First-tier cities such as Beijing and Shanghai will continue to lead the growth in residential property prices in China in the coming years, while second- and third-tier cities might see a relatively flat market amid high unsold inventory, according to global real estate consultancy DTZ.
“Second- and third-tier cities have high unsold inventory, which would put a lid on future price increase,” Alan Chiang, DTZ’s Great China head for residential property, said at a media briefing in Hong Kong on Monday.
Changsha, for instance, may take eleven-and-a half months to absorb its current unsold stock, going by its present sales rate, while Wuhan will need a little over ten months to absorb its inventory, he said.
New home prices in first-tier cities rose 10.9 percent to 20,977 yuan (US$3,422) per square meter in 2013 from the previous year, according to DTZ data. In contrast, prices in second-tier cities have only climbed 4.6 percent to 8,120 yuan per square meter in the same period.

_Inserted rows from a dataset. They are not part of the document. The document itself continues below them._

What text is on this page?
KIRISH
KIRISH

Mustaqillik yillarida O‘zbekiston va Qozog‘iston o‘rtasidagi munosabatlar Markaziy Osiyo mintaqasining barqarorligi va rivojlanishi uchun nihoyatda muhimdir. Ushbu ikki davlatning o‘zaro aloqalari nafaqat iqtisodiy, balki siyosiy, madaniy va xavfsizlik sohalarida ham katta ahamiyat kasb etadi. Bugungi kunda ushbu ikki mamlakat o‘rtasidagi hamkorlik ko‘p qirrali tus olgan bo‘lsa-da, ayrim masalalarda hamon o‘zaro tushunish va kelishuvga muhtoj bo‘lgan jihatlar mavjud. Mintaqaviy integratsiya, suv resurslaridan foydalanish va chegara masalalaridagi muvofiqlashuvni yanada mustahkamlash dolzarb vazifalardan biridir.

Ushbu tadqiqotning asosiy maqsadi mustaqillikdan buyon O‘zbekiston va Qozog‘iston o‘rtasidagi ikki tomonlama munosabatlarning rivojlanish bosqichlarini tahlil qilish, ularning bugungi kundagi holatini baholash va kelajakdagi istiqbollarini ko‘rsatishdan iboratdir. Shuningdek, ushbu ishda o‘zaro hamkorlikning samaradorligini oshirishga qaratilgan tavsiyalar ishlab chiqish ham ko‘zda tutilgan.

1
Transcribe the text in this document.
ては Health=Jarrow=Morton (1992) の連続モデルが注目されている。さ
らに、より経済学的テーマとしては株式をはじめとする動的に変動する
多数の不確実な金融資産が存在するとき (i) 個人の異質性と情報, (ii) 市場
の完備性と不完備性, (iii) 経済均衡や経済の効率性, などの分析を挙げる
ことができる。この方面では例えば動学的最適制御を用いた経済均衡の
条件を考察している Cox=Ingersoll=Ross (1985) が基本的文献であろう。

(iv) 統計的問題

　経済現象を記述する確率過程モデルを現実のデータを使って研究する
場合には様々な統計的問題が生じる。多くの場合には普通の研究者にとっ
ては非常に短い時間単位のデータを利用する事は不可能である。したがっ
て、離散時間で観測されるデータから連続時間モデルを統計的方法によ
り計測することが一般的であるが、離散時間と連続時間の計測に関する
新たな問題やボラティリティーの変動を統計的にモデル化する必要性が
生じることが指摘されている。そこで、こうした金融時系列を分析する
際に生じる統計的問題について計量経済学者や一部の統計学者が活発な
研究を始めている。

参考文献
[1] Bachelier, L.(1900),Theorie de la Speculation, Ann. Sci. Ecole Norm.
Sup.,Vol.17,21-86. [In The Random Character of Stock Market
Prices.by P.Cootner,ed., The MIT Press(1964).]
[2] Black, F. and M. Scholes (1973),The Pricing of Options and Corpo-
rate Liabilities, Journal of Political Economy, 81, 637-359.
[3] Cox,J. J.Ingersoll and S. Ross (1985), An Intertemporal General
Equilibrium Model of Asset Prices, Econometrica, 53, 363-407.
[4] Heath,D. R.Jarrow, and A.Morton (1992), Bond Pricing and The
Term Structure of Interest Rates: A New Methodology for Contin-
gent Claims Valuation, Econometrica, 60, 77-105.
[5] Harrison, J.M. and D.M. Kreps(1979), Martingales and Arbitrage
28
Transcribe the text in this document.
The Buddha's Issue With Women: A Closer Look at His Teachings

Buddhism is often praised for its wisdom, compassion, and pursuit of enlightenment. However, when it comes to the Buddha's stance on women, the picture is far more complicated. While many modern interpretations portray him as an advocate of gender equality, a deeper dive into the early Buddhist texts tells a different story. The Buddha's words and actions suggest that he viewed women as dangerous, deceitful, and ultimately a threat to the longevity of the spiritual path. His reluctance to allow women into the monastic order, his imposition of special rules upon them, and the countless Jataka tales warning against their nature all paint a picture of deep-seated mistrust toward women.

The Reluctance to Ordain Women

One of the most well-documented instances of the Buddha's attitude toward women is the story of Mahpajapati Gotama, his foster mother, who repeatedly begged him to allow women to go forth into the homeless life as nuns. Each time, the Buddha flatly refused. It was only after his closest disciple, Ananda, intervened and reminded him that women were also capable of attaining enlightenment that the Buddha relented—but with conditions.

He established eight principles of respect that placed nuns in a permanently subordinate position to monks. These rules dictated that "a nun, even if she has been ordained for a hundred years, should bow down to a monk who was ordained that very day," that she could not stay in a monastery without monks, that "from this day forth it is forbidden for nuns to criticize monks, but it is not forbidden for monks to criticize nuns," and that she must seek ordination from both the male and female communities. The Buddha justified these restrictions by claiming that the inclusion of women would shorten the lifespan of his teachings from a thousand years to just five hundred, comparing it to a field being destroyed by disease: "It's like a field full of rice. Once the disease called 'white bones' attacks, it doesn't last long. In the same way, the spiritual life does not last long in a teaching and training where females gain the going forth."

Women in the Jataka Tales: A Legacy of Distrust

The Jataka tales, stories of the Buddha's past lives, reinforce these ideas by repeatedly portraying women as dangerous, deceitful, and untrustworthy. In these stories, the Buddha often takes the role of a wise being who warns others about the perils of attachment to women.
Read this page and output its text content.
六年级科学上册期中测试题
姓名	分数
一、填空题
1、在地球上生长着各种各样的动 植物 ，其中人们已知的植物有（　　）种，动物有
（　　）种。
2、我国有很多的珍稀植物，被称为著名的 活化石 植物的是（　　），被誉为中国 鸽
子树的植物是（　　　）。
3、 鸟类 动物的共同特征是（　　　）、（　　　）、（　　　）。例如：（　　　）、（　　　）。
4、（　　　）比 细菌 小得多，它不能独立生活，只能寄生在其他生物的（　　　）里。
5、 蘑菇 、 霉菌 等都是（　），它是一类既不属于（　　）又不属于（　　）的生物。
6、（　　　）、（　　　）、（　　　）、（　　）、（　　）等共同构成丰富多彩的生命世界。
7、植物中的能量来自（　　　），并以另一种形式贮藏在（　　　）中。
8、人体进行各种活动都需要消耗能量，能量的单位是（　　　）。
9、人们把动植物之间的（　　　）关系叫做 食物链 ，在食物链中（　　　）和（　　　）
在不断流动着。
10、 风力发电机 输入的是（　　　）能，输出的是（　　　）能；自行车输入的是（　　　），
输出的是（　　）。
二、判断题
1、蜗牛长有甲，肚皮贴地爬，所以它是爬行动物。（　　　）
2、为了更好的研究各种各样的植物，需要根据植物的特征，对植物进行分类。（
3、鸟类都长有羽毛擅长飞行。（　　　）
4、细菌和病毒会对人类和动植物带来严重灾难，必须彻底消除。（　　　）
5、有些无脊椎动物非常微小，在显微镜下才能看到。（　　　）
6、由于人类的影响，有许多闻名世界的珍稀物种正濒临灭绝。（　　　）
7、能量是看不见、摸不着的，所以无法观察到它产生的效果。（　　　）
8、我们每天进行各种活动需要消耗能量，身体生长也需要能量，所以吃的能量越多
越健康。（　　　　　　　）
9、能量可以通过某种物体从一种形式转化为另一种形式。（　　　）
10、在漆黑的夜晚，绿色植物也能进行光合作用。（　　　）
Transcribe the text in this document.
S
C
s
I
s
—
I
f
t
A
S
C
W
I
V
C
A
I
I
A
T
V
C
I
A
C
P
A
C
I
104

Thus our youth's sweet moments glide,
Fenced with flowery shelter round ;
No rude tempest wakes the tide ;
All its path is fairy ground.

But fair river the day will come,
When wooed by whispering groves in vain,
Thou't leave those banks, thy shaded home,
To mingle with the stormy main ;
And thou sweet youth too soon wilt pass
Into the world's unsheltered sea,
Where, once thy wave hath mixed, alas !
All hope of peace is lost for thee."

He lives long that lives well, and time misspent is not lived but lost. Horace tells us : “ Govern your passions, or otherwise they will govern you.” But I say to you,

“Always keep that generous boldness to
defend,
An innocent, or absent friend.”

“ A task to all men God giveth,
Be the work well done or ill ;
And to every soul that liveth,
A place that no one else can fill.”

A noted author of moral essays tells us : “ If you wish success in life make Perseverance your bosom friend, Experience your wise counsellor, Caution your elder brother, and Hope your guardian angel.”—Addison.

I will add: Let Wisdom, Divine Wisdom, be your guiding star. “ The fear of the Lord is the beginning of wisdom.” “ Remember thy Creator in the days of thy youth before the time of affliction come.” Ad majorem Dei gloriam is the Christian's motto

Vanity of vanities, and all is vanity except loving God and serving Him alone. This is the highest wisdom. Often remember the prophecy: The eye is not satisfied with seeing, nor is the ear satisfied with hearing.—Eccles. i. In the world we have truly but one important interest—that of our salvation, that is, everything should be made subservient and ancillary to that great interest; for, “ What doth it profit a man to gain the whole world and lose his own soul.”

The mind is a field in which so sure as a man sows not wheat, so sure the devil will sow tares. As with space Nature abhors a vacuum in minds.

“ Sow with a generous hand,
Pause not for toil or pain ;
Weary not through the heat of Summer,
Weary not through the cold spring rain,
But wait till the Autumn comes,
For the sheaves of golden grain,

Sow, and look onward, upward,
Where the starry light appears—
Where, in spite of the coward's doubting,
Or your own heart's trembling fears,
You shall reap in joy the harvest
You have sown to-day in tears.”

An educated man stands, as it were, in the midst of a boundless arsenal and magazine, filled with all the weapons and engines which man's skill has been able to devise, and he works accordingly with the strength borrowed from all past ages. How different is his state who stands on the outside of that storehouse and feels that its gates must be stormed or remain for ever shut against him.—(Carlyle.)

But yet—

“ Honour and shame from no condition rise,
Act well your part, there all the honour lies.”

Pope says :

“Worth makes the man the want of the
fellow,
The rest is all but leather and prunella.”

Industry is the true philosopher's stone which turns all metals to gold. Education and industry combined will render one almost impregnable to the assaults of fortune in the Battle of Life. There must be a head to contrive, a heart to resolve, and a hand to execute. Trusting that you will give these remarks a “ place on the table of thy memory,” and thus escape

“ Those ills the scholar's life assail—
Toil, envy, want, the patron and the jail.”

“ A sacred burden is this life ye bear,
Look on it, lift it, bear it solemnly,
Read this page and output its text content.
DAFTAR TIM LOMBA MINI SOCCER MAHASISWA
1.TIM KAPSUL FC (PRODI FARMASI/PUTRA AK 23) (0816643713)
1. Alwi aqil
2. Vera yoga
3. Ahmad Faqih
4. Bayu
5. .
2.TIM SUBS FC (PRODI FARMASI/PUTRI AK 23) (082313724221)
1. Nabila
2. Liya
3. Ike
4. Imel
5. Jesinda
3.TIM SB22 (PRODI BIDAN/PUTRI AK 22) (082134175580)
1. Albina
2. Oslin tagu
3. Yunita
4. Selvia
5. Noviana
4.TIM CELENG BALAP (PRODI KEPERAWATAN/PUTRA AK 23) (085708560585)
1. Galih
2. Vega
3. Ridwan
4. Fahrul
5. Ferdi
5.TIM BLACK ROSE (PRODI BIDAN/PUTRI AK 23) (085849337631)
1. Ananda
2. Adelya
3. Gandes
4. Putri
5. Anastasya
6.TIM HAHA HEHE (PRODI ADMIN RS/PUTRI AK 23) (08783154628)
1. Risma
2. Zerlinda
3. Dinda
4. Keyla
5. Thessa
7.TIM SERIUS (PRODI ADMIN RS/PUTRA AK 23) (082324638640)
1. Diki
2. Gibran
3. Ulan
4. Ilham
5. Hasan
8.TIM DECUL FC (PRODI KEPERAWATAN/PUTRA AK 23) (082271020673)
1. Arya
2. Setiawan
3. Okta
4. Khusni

China’s new leaders have indicated a more hands-off approach towards residential property compared to the previous government, Liang noted. The new government will focus on ramping up supply of affordable housing while letting market forces determine the prospects of the commercial housing market, he said.
Provincial capitals, meanwhile, will benefit most from the government’s efforts to build regional city clusters as part of the urbanization drive, Liang said.